The Chebyshev polynomials $T_d$ in one variable are typical chaotic maps on $\mathbb{C}$. Chebyshev endomorphisms $P_{A_n}^d:{\mathbb{C}}^n\to {\mathbb{C}}^n$ are also chaotic. We consider the action of the dihedral group $D_{n+1}$ on ${\mathbb{C}}^n$. The endomorphism $P_{A_n}^d$ maps any $D_{n+1}$-orbit of $\mathbf{z}\in {\mathbb{C}}^n$ to a $D_{n+1}$-orbit of $P_{A_n}^d(\mathbf{z})$. The endomorphism $P_{A_n}^d$ induces a mapping on ${\mathbb{C}}^n∕D_{n+1}$.

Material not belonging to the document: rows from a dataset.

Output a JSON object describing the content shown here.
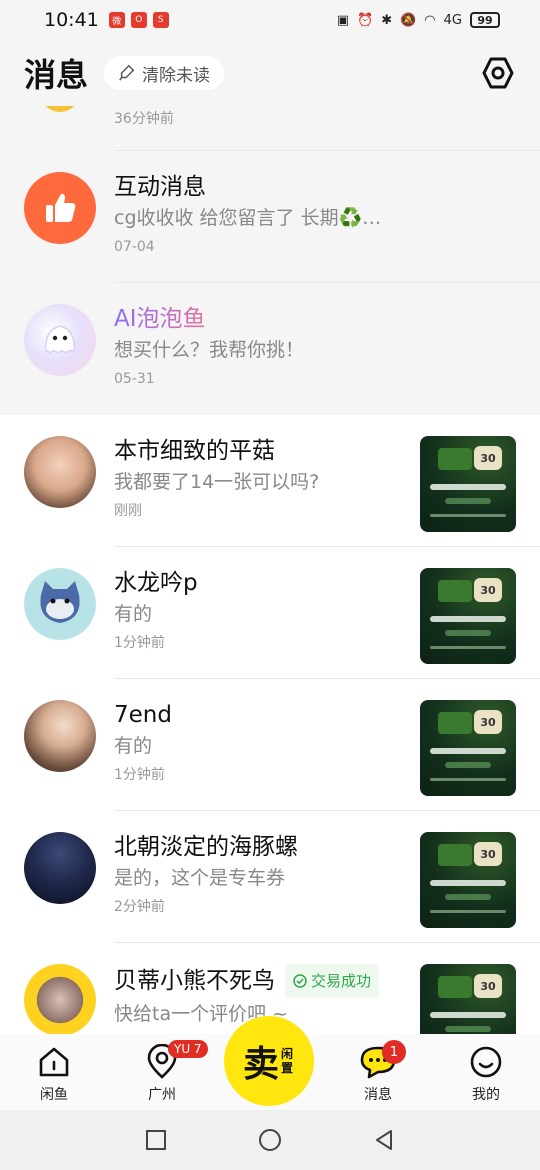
{
  "status_bar": {
    "time": "10:41",
    "apps": [
      "微",
      "O",
      "S"
    ],
    "signal": "4G",
    "battery": "99"
  },
  "header": {
    "title": "消息",
    "clear_unread": "清除未读"
  },
  "partial_row": {
    "time": "36分钟前"
  },
  "system_rows": [
    {
      "name": "互动消息",
      "preview": "cg收收收 给您留言了 长期♻️…",
      "time": "07-04"
    },
    {
      "name": "AI泡泡鱼",
      "preview": "想买什么？我帮你挑！",
      "time": "05-31"
    }
  ],
  "chats": [
    {
      "name": "本市细致的平菇",
      "preview": "我都要了14一张可以吗?",
      "time": "刚刚"
    },
    {
      "name": "水龙吟p",
      "preview": "有的",
      "time": "1分钟前"
    },
    {
      "name": "7end",
      "preview": "有的",
      "time": "1分钟前"
    },
    {
      "name": "北朝淡定的海豚螺",
      "preview": "是的，这个是专车券",
      "time": "2分钟前"
    },
    {
      "name": "贝蒂小熊不死鸟",
      "badge": "交易成功",
      "preview": "快给ta一个评价吧 ~",
      "time": ""
    }
  ],
  "thumb_badge": "30",
  "tabbar": {
    "tabs": [
      {
        "label": "闲鱼"
      },
      {
        "label": "广州",
        "badge": "YU 7"
      },
      {
        "label": "消息",
        "badge": "1"
      },
      {
        "label": "我的"
      }
    ],
    "sell_main": "卖",
    "sell_sub": "闲置"
  },
  "colors": {
    "accent": "#ffe60f",
    "badge": "#e02e24",
    "success": "#2da84b"
  }
}
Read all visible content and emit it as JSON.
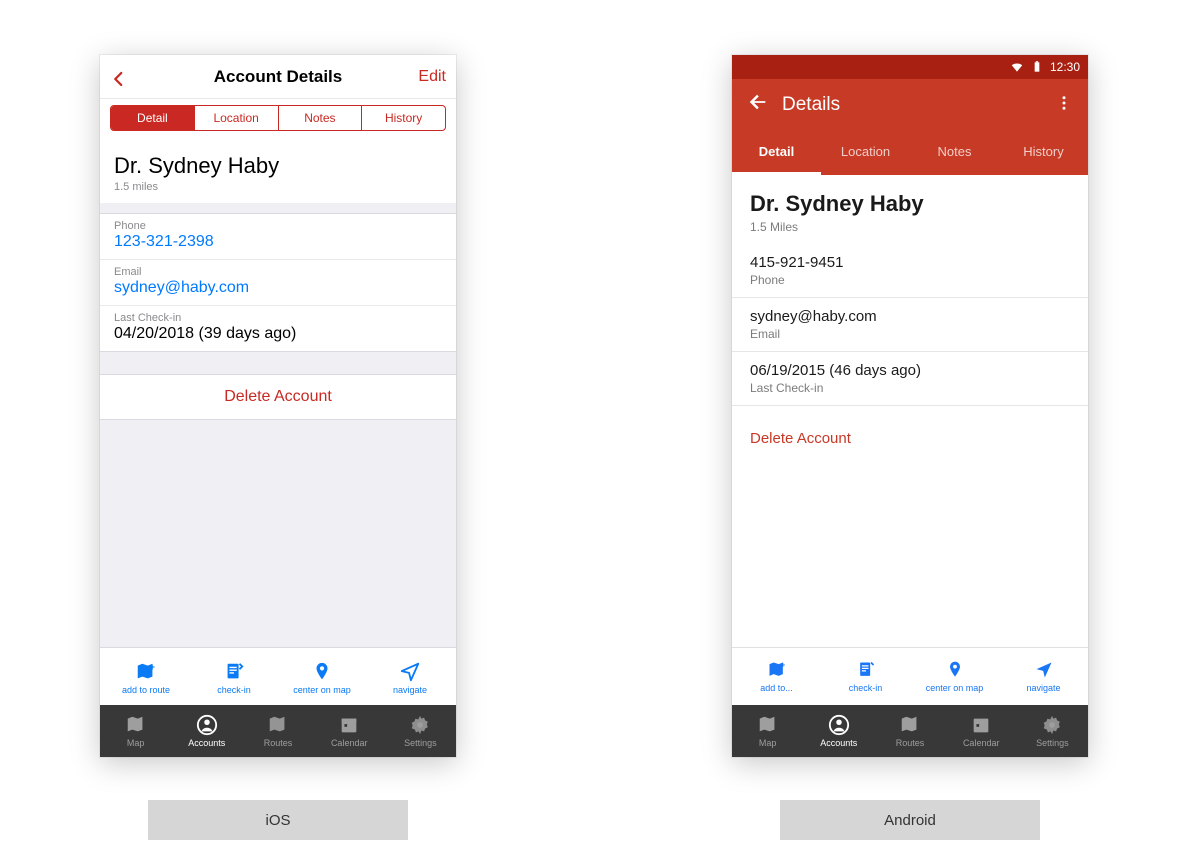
{
  "ios": {
    "nav": {
      "title": "Account Details",
      "edit": "Edit"
    },
    "segments": [
      "Detail",
      "Location",
      "Notes",
      "History"
    ],
    "active_segment": 0,
    "account": {
      "name": "Dr. Sydney Haby",
      "distance": "1.5 miles"
    },
    "fields": [
      {
        "label": "Phone",
        "value": "123-321-2398",
        "link": true
      },
      {
        "label": "Email",
        "value": "sydney@haby.com",
        "link": true
      },
      {
        "label": "Last Check-in",
        "value": "04/20/2018 (39 days ago)",
        "link": false
      }
    ],
    "delete": "Delete Account",
    "actions": [
      "add to route",
      "check-in",
      "center on map",
      "navigate"
    ],
    "tabs": [
      "Map",
      "Accounts",
      "Routes",
      "Calendar",
      "Settings"
    ],
    "active_tab": 1,
    "caption": "iOS"
  },
  "android": {
    "status": {
      "time": "12:30"
    },
    "nav": {
      "title": "Details"
    },
    "segments": [
      "Detail",
      "Location",
      "Notes",
      "History"
    ],
    "active_segment": 0,
    "account": {
      "name": "Dr. Sydney Haby",
      "distance": "1.5 Miles"
    },
    "fields": [
      {
        "value": "415-921-9451",
        "label": "Phone"
      },
      {
        "value": "sydney@haby.com",
        "label": "Email"
      },
      {
        "value": "06/19/2015 (46 days ago)",
        "label": "Last Check-in"
      }
    ],
    "delete": "Delete Account",
    "actions": [
      "add to...",
      "check-in",
      "center on map",
      "navigate"
    ],
    "tabs": [
      "Map",
      "Accounts",
      "Routes",
      "Calendar",
      "Settings"
    ],
    "active_tab": 1,
    "caption": "Android"
  }
}
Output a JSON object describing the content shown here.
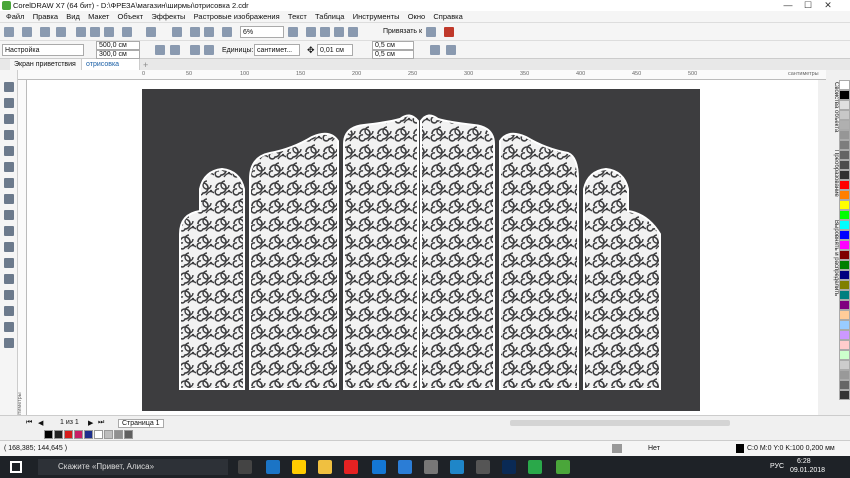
{
  "window": {
    "title": "CorelDRAW X7 (64 бит) - D:\\ФРЕЗА\\магазин\\ширмы\\отрисовка 2.cdr",
    "minimize": "—",
    "maximize": "☐",
    "close": "✕"
  },
  "menu": [
    "Файл",
    "Правка",
    "Вид",
    "Макет",
    "Объект",
    "Эффекты",
    "Растровые изображения",
    "Текст",
    "Таблица",
    "Инструменты",
    "Окно",
    "Справка"
  ],
  "toolbar": {
    "zoom": "6%",
    "snap_label": "Привязать к"
  },
  "propbar": {
    "preset": "Настройка",
    "width": "500,0 см",
    "height": "300,0 см",
    "units_label": "Единицы:",
    "units_value": "сантимет...",
    "nudge": "0,01 см",
    "dup_x": "0,5 см",
    "dup_y": "0,5 см"
  },
  "tabs": [
    {
      "label": "Экран приветствия"
    },
    {
      "label": "отрисовка 2.cdr"
    }
  ],
  "ruler": {
    "h_marks": [
      "0",
      "50",
      "100",
      "150",
      "200",
      "250",
      "300",
      "350",
      "400",
      "450",
      "500"
    ],
    "unit": "сантиметры"
  },
  "dockers": [
    "Свойства объекта",
    "Преобразование",
    "Выровнять и распределить"
  ],
  "pagenav": {
    "page_count": "1 из 1",
    "page_tab": "Страница 1"
  },
  "status": {
    "coords": "( 168,385; 144,645 )",
    "fill_label": "Нет",
    "outline": "C:0 M:0 Y:0 K:100  0,200 мм"
  },
  "taskbar": {
    "search": "Скажите «Привет, Алиса»",
    "lang": "РУС",
    "time": "6:28",
    "date": "09.01.2018"
  },
  "palette_colors": [
    "#ffffff",
    "#000000",
    "#e0e0e0",
    "#c8c8c8",
    "#b0b0b0",
    "#969696",
    "#7d7d7d",
    "#646464",
    "#4b4b4b",
    "#323232",
    "#ff0000",
    "#ff7f00",
    "#ffff00",
    "#00ff00",
    "#00ffff",
    "#0000ff",
    "#ff00ff",
    "#7f0000",
    "#007f00",
    "#00007f",
    "#7f7f00",
    "#007f7f",
    "#7f007f",
    "#ffcc99",
    "#99ccff",
    "#cc99ff",
    "#ffcccc",
    "#ccffcc",
    "#cccccc",
    "#999999",
    "#666666",
    "#333333"
  ],
  "bottom_swatches": [
    "#000000",
    "#222222",
    "#d61c1c",
    "#c81e65",
    "#1d2f8c",
    "#ffffff",
    "#bdbdbd",
    "#8f8f8f",
    "#5f5f5f"
  ]
}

Using invariant theory, we embed ${\mathbb{C}}^n∕D_{n+1}$ as an affine subvariety X in ${\mathbb{C}}^m$. Then we have morphisms $g_d$ on X. We study the cases $n=2$ and 3. In these cases, the morphisms $g_d$ are defined over $\mathbb{Z}$. We find a class of affine subvarieties V of X which are invariant under $g_d$. These varieties are concerned with branch loci or critical loci. The class contains ${\mathbb{C}}^2$, a cuspidal cubic, a parabola, a quadric hypersurface in ${\mathbb{C}}^4$, an affine algebraic surface in ${\mathbb{C}}^4$ which is birationally equivalent to an affine quadric cone in ${\mathbb{C}}^3$, and others. For each affine variety V in the class, there exists a polynomial parameterization $P_V$ satisfying $g_d{|}_V(P_V(y_1,\dots ,y_k))=P_V(T_d(y_1),\dots ,T_d(y_k))$, where $T_d(z)$ is a Chebyshev polynomial in one variable. Then we determine the set of bounded orbits of $g_d{|}_V$ in each invariant set V and give relations between them.